Strategic Communications and Marketing News Bureau

Heavenly concert on tap for Sinfonia da Camera at Krannert Center

CHAMPAIGN, Ill. – Sinfonia da Camera’s next concert will feature some special guests – an assortment of telescopes aimed at the night sky, and the “meteorite that ate Detroit,” on loan from the Staerkel Planetarium. These attractions will help set the mood for a program that Sinfonia music director Ian Hobson has titled “The Solar System.”

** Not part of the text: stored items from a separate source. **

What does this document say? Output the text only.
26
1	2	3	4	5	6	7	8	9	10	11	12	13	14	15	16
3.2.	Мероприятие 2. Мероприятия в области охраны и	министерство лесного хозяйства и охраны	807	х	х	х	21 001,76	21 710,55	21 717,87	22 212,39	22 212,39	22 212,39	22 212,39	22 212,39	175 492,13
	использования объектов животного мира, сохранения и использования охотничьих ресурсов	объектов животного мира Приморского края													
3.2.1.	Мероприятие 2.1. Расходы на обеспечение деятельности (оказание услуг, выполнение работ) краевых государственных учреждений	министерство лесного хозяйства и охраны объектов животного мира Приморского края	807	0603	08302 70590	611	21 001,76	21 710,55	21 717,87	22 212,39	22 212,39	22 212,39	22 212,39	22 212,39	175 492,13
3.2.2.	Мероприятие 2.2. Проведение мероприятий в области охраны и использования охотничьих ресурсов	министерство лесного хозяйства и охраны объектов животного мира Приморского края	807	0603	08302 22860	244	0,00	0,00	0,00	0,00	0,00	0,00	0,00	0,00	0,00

The Feb. 16 concert will begin at 7:30 p.m. at Krannert Center for the Performing Arts with Darius Milhaud’s “La Création du Monde,” written in 1923 after the French composer visited the United States to explore the jazz scene in Harlem. The suite of six movements, commissioned as a one-act ballet, incorporates jazz rhythms and harmonies to depict an African creation myth.

A trip from England to Spain with an astrologer friend motivated Gustav Holst to compose his 1918 masterwork “The Planets,” the second suite on the program. The seven movements, beginning with “Mars, the Bringer of War” and ending with “Neptune, the Mystic,” depict the astrological characteristics assigned to each planet.

By the time Pluto was discovered in 1930, Holst had grown to abhor the popularity of his suite and never considered adding a movement for the pint-sized Pluto. However, in 2000 (six years before Pluto was demoted to “dwarf planet” status by the International Astronomical Union), the Hallé Orchestra commissioned British composer Colin Matthews to create “Pluto, the Renewer” as an addendum to Holst’s suite. Sinfonia da Camera will conclude the evening with Matthews’ work.

Beginning at 6:40 p.m., concert ticketholders can go to the Krannert Center amphitheatre to gaze at the stars through telescopes provided by the Champaign-Urbana Astronomical Society. In the lobby, a 34-pound meteorite will be on display, and screens near Stage 5 will show video images of the solar system.

The concert in Foellinger Great Hall is the result of a collaboration with the Staerkel Planetarium, the U. of I. astronomy department, the Champaign-Urbana Astronomical Society, Bryan Dunne, Charles Gammie, Jim Kaler and David Leake. It is co-sponsored by Baymont Inn and Suites and Illini Studio.

Tickets are available through the Krannert Center ticket office, 217-333-6280.